Regulatory (TREG) T cells develop under a genetic program orchestrated by the transcription factor forkhead box protein P3 (FOXP3). Sustained FOXP3 transcription, enforced via cytosine demethylation of Cytosine-phosphate-guanine (CpG)-rich sequences at FOXP3 conserved non-coding sequences (CNS), is essential to support TREG cell function and lineage maintenance. Cytosine demethylation is catalyzed by redox-based reactions whereby the ten-eleven translocation (TET) family of dioxygenases use iron (Fe) as an essential co-factor. Having established that human and mouse TREG cells express relatively high levels of Fe-regulatory genes, we found that ferritin H chain (FTH) is essential to support TREG cell survival and lineage stability. Genetic loss of Fth function in TREG cells compromises immune homeostasis and exacerbates the severity of autoimmune neuroinflammation as well as infectious diseases such as malaria, while repressing tumor progression.
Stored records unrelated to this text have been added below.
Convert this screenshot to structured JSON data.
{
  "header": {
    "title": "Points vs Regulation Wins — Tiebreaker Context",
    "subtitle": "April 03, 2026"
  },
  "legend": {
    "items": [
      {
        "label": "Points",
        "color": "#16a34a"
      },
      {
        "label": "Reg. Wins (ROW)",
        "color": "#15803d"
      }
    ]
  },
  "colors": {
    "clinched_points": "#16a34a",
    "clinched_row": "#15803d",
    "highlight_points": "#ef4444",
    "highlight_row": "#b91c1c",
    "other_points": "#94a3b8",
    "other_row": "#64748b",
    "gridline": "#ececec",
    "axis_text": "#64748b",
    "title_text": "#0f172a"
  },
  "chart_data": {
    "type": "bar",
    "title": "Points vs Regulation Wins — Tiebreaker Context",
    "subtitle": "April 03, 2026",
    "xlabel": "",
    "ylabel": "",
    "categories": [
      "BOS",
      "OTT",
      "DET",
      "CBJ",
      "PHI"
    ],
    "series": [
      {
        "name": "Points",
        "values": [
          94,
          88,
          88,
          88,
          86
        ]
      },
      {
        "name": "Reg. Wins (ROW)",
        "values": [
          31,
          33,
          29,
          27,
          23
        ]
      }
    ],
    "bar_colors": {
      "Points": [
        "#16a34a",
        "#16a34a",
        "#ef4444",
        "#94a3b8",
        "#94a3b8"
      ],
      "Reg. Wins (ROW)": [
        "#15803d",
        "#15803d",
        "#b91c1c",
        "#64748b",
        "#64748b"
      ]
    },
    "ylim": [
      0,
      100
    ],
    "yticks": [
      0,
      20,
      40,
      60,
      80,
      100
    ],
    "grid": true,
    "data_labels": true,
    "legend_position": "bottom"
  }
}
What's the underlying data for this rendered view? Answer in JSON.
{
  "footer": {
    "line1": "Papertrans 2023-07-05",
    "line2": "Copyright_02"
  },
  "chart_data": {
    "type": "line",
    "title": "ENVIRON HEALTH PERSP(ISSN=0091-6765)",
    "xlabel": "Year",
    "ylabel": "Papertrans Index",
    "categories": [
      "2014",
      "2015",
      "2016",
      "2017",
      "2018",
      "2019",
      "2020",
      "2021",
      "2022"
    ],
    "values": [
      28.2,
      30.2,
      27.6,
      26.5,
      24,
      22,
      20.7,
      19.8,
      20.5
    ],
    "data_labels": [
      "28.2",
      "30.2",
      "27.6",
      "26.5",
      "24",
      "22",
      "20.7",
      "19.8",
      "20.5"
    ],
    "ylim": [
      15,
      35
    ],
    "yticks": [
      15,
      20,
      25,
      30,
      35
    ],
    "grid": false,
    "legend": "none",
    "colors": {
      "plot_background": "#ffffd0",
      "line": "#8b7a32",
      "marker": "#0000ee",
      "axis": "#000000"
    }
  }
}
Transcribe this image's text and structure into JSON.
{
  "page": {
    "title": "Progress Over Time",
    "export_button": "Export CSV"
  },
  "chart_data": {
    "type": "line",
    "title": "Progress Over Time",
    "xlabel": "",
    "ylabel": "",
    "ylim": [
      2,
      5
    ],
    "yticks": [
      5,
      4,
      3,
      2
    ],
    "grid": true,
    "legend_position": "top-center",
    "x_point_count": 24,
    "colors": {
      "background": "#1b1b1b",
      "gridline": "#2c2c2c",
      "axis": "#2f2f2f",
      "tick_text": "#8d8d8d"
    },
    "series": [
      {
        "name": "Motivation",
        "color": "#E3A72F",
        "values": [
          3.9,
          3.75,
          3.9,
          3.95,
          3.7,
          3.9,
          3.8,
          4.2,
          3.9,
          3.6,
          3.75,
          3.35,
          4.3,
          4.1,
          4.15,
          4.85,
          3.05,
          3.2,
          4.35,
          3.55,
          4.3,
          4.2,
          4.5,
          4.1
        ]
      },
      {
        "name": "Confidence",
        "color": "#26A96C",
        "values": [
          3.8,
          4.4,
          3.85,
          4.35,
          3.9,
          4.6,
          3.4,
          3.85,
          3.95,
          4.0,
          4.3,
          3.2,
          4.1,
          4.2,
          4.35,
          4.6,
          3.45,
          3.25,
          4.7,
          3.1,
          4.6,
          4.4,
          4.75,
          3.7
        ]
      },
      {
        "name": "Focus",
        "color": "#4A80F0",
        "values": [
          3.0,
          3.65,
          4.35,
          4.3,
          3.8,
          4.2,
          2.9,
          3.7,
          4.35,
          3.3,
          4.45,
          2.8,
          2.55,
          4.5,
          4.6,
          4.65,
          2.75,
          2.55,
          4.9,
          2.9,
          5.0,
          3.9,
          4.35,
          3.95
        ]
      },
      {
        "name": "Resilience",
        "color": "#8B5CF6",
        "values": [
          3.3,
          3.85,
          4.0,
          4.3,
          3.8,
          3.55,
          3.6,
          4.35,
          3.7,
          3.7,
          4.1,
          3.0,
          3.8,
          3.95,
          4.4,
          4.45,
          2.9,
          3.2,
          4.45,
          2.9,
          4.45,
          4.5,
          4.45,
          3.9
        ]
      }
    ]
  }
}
Mechanistically, FTH sustains Fe-redox homeostasis and promotes TREG cells lineage maintenance. The latter is associated with demethylation of CpG-rich sequences at Foxp3 CNS1 and 2 and with sustained Foxp3 transcription, attributed to regulation of TET activity via the ferroxidase activity of FTH. In conclusion, regulation of Fe redox activity by FTH is a stable property of TREG cells that supports immune homeostasis and limits the pathologic outcome of immune-mediated inflammation.